Pulse statt Nullen und Einsen
Neuromorphes Rechnen ermöglicht höhere Lernfähigkeit von IT-Systemen, ohne deren Energiebedarf zu steigern.
Neuromorphes Rechnen nennt sich ein neue Kompetenzfeld am Forschungsinstitut des Freistaats Bayern für softwareintensive Systeme Fortiss. Künftig wird es neben klassischen auch neuromorphe IT-Systeme geben, die Information nicht mehr mit Nullen und Einsen kodieren, sondern in Form von Pulsen, vergleichbar biologischen Nervenzellen. Damit soll beispielsweise die Lernfähigkeit von Robotern gesteigert werden, ohne dass der Energieverbrauch steigt. Während beim biologischen Modell Informationsverarbeitung und Speicherung am selben Ort stattfinden, ist dies bei klassischen Computern nicht der Fall. Der Speicher ist räumlich getrennt. Und genau dieses Konzept erweist sich als Nadelöhr: Die Daten müssen ständig zwischen Prozessor und Speicher abgeglichen werden. Das limitiert die Datentransferrate und schraubt den Energieverbrauch hoch.

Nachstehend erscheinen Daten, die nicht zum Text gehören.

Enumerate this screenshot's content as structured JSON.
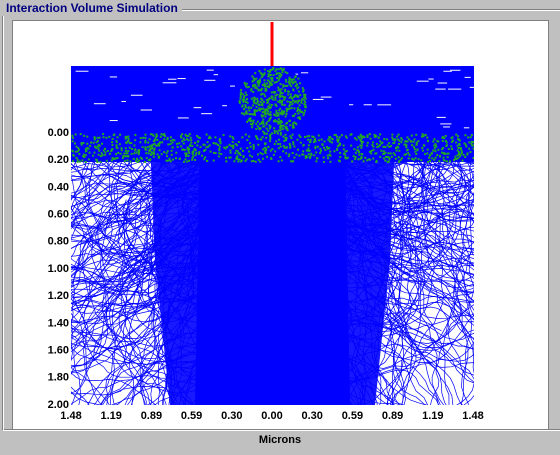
{
  "window": {
    "title": "Interaction Volume Simulation"
  },
  "plot": {
    "y_tick_labels": [
      "0.00",
      "0.20",
      "0.40",
      "0.60",
      "0.80",
      "1.00",
      "1.20",
      "1.40",
      "1.60",
      "1.80",
      "2.00"
    ],
    "x_tick_labels": [
      "1.48",
      "1.19",
      "0.89",
      "0.59",
      "0.30",
      "0.00",
      "0.30",
      "0.59",
      "0.89",
      "1.19",
      "1.48"
    ],
    "x_axis_label": "Microns"
  }
}
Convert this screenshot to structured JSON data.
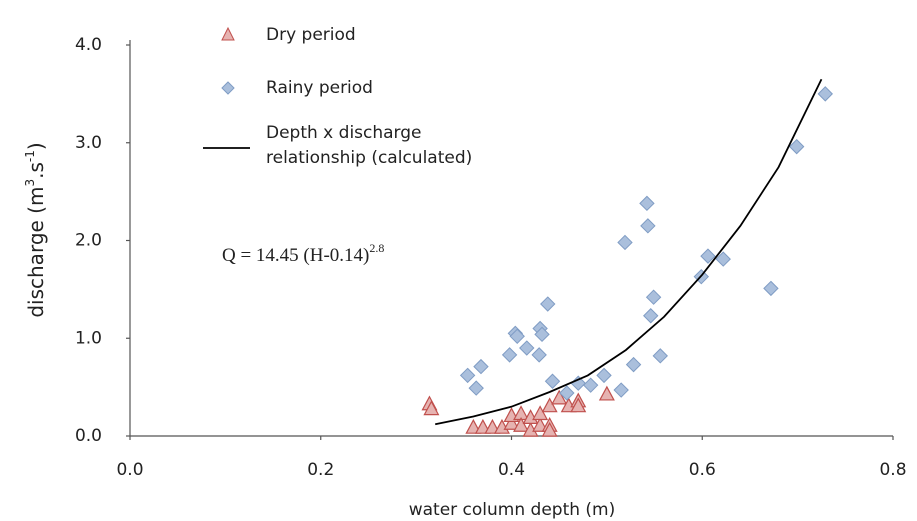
{
  "chart_data": {
    "type": "scatter",
    "xlabel": "water column depth (m)",
    "ylabel": [
      "discharge (m",
      "3",
      ".s",
      "-1",
      ")"
    ],
    "annotation": [
      "Q = 14.45 (H-0.14)",
      "2.8"
    ],
    "xlim": [
      0,
      0.8
    ],
    "xticks": [
      {
        "value": 0,
        "label": "0.0"
      },
      0.2,
      0.4,
      0.6,
      0.8
    ],
    "ylim": [
      0,
      4
    ],
    "yticks": [
      {
        "value": 0,
        "label": "0.0"
      },
      {
        "value": 1,
        "label": "1.0"
      },
      {
        "value": 2,
        "label": "2.0"
      },
      {
        "value": 3,
        "label": "3.0"
      },
      {
        "value": 4,
        "label": "4.0"
      }
    ],
    "series": [
      {
        "name": [
          "Dry period"
        ],
        "marker": "triangle",
        "color": "#c0504d",
        "x": [
          0.314,
          0.316,
          0.36,
          0.37,
          0.38,
          0.39,
          0.4,
          0.4,
          0.41,
          0.41,
          0.42,
          0.42,
          0.43,
          0.43,
          0.44,
          0.44,
          0.44,
          0.45,
          0.46,
          0.47,
          0.47,
          0.5
        ],
        "values": [
          0.32,
          0.27,
          0.08,
          0.08,
          0.08,
          0.08,
          0.12,
          0.2,
          0.22,
          0.1,
          0.05,
          0.18,
          0.1,
          0.22,
          0.3,
          0.1,
          0.05,
          0.38,
          0.3,
          0.35,
          0.3,
          0.42
        ]
      },
      {
        "name": [
          "Rainy period"
        ],
        "marker": "diamond",
        "color": "#7f9cc4",
        "x": [
          0.354,
          0.363,
          0.368,
          0.398,
          0.404,
          0.406,
          0.416,
          0.429,
          0.43,
          0.432,
          0.438,
          0.443,
          0.458,
          0.47,
          0.483,
          0.497,
          0.515,
          0.519,
          0.528,
          0.542,
          0.543,
          0.549,
          0.546,
          0.556,
          0.599,
          0.606,
          0.622,
          0.672,
          0.699,
          0.729
        ],
        "values": [
          0.62,
          0.49,
          0.71,
          0.83,
          1.05,
          1.02,
          0.9,
          0.83,
          1.1,
          1.04,
          1.35,
          0.56,
          0.44,
          0.54,
          0.52,
          0.62,
          0.47,
          1.98,
          0.73,
          2.38,
          2.15,
          1.42,
          1.23,
          0.82,
          1.63,
          1.84,
          1.81,
          1.51,
          2.96,
          3.5
        ]
      },
      {
        "name": [
          "Depth x discharge",
          "relationship (calculated)"
        ],
        "marker": "line",
        "color": "#000000",
        "x": [
          0.32,
          0.36,
          0.4,
          0.44,
          0.48,
          0.52,
          0.56,
          0.6,
          0.64,
          0.68,
          0.725
        ],
        "values": [
          0.12,
          0.2,
          0.3,
          0.45,
          0.62,
          0.88,
          1.22,
          1.65,
          2.15,
          2.75,
          3.65
        ]
      }
    ]
  }
}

Bei neuromorphen IT-Systemen ist nicht nur die Architektur der informationsverarbeitenden Einheiten den biologischen neuronalen Netzen nachempfunden. Künftig soll auch deren Prinzip der Informationsverarbeitung auf Siliziumchips übertragen werden: Dabei werden die Informationen nicht mit dem binär kodiert, sondern wie beim menschlichen Gehirn in Form von zeitgetakteten Pulsen.
Am Fortiss hat sich ein Team um den Computerwissenschaftler Axel von Arnim vorgenommen, in Anlehnung an die Signalübertragung biologischer Systeme die Lernfähigkeit und Intelligenz technischer Systeme wie Roboter oder maschinelle Bildverarbeitung zu verbessern. Dazu wird das Team Erkenntnisse aus der Neurobiologie nutzen und Softwaremethoden aus dem Bereich künstliche Intelligenz und deren Teilgebiet Deep Learning verwenden.

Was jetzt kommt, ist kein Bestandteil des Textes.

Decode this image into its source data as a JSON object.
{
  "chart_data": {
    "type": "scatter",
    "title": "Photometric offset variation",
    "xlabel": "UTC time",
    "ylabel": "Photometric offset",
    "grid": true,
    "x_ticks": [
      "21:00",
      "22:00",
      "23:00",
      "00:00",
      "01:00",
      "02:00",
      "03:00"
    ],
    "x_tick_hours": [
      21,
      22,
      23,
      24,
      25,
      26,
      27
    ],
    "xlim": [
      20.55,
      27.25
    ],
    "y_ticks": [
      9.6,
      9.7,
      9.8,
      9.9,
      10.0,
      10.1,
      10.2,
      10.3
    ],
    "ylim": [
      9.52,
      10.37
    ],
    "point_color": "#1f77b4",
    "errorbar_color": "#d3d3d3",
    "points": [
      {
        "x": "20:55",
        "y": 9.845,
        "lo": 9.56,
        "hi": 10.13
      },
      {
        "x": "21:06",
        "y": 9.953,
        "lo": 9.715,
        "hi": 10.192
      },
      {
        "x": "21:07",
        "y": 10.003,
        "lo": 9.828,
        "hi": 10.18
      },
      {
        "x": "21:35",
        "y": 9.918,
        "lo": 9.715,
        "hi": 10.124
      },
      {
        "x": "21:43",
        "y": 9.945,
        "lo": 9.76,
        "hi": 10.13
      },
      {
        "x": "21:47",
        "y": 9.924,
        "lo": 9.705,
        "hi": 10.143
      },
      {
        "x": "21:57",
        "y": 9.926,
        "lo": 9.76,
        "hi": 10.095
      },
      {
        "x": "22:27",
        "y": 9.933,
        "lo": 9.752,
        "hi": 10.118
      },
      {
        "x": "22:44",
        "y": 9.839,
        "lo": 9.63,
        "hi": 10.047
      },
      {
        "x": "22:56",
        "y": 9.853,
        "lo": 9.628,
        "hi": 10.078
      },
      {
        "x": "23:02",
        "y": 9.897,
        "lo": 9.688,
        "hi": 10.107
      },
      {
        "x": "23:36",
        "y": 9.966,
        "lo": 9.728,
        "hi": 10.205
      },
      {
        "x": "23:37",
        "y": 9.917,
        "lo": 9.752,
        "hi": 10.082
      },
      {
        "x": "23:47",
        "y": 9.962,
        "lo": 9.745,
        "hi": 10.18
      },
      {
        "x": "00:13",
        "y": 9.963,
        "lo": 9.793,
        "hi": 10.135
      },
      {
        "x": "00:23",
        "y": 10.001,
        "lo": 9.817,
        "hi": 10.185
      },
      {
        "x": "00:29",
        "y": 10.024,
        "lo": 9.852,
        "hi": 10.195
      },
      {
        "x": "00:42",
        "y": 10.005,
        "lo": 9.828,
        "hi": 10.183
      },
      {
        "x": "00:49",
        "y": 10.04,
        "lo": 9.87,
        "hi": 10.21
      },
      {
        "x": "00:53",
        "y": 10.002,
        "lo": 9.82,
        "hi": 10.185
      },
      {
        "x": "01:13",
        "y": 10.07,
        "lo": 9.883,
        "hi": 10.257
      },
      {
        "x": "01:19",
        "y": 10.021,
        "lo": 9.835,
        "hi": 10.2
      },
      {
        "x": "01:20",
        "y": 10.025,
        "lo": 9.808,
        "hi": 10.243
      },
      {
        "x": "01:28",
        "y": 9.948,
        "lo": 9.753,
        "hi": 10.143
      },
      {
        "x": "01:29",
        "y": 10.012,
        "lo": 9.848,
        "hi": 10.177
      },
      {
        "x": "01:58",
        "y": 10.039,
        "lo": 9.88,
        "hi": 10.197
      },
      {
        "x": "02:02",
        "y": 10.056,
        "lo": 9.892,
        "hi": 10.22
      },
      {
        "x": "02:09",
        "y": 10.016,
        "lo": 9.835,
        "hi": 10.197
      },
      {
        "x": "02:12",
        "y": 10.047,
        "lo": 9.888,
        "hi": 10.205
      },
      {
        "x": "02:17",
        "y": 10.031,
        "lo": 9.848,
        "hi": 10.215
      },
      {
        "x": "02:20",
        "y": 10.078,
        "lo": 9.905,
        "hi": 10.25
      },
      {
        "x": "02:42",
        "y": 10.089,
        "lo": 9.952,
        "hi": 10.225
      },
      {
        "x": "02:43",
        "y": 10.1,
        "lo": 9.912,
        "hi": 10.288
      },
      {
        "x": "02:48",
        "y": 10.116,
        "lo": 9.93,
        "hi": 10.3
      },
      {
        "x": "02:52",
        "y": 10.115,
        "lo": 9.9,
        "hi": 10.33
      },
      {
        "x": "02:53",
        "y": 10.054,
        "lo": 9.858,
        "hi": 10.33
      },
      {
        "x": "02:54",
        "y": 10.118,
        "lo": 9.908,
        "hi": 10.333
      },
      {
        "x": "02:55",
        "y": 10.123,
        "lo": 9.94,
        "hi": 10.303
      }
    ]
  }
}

„Neuromorphe Systeme sind energieeffizient, anpassungsfähig und können lernen. Sie eignen sich besonders gut, um kognitive Computer zu realisieren, die komplexe Daten analysieren und erlerntes Wissen nutzen, um Vorhersagen zu treffen. Außerdem ist das Datenformat universell, was die Kommunikation zwischen neuromorphen Systemen erleichtert“, erklärt von Arnim.
Bevor jedoch technische Systeme mit der neuen Generation künstlicher neuronaler Netze arbeiten, müssen die Grundlagen dafür geschaffen werden. Dafür kooperieren die Computerwissenschaftler von Fortiss mit der Arbeitsgruppe von Wolfgang Maass an der TU Graz. Gemeinsam werden die Beteiligten Algorithmen und Software für energiesparende neuromorphe Hardware entwickeln und Möglichkeiten für das Rechnen und Lernen mit gepulsten neuronalen Netzen erforschen. Ebenso werden sie erkunden, welche Softwarearchitektur für neuromorphes Rechnen notwendig ist.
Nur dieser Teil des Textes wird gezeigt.